A spoiler attack breaching safeguards will not necessarily bring about the end of the world, or even cause casualties. A super-AI might be entirely benevolent, and a virus might be relatively harmless, or easily brought under control. Escaping nanotechnology might not bring about the sort of world-ending gray goo nightmare that technologists fear and commentators, including now-King Charles have warned about. But a spoiler attack is a low-cost approach with a small but significant chance of triggering a global catastrophe.
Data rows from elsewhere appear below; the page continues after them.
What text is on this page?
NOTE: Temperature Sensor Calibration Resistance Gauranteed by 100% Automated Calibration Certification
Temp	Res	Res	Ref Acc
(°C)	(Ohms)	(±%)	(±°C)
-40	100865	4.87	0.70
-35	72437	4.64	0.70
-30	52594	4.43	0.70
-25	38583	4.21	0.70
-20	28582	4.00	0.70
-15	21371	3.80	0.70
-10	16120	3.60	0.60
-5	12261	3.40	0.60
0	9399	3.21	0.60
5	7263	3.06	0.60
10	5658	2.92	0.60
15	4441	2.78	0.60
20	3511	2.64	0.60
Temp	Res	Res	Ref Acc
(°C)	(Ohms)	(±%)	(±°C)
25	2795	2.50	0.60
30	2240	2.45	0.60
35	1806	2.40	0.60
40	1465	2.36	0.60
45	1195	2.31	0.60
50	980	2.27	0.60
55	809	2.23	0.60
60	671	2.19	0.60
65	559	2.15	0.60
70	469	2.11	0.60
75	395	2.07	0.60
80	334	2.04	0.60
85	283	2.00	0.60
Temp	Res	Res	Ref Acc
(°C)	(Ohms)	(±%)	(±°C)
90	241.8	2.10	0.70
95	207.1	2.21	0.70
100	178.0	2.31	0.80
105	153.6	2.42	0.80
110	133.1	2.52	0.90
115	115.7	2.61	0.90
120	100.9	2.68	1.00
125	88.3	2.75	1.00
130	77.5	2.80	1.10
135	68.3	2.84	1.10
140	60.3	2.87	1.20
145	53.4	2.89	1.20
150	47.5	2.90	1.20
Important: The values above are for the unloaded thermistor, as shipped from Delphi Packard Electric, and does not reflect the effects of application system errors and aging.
It is a risk that governments need to be aware of.
“To combat existential terrorism, governments should focus on incorporating terrorism-related risks into broader existential risk mitigation efforts,” says Kallenborn. “For example, when thinking about artificial super intelligence risks, governments should think about how terrorists might throw a wrench in their plans or simply ignore safeguards.”
This is not so very different to the requirement that nuclear power stations need to be robust enough to withstand terrorist attack, except that the threat is broader and the stakes even higher.
“Governments should dedicate resources to more effectively characterizing and assessing the threat and response options,” says Kallenborn. “That's not a big investment.”
It might be argued that the risk of existential terror attacks has receded as millennial cults have now declined. The 90s saw a slew of such groups obsessed with the end of the world. In some cases these groups were involved with loss of life on a large scale, including Aum Shinrikyo, Heaven’s Gate and the Branch Davidians. These days such groups much less visible, but that may be because they are now harder to recognize.
Gary Ackerman, an associate professor and associate dean at the College of Emergency Preparedness, Homeland Security and Cybersecurity at the University at Albany and the report’s other co-author, told me that the many of the conspiracy-minded, internet-based movements of today are modern incarnations of the same philosophies.
“There are several ideologies that foresee doom, whether these are environmentally-based or technology-based,” says Ackerman. “A lot of the more modern movements are also more syncretic in that they tend to blend, often in a contradictory manner, a variety of strains of thought...Many of these groups are simply lumped in with all the other far-right extremist groups, when they actually have a much more apocalyptic outlook that encompasses many of the worldviews of previous cults.”
As the paper notes, world-ending terrorists might be motivated by something other than religion, such as extreme environmentalism. The Voluntary Human Extinction Movement seeks to phase out humans, and it is a small step from there to genocide to save to planet. The authors also mention Strong Negative Utilitarianism, the philosophical view that human suffering can best be ended by ending humans.
Existential terror may sound like the stuff of Hollywood thrillers rather than real life, something for people to worry about in the far future. But it would be a mistake to ignore it.
“There are lots of uncertainties exactly when the threat might grow to something that is significant,” says Ackerman. “But if we don’t start at least thinking about it and monitoring the threat fairly regularly, it might be too late to do anything about it whenever the inflection point is reached.”
Until recently, a global pandemic was also considered a theoretical risk, one which experts said was possible but only happened in the movies. Now we know how such threats can easily become reality, perhaps existential terrorism will get the attention it needs.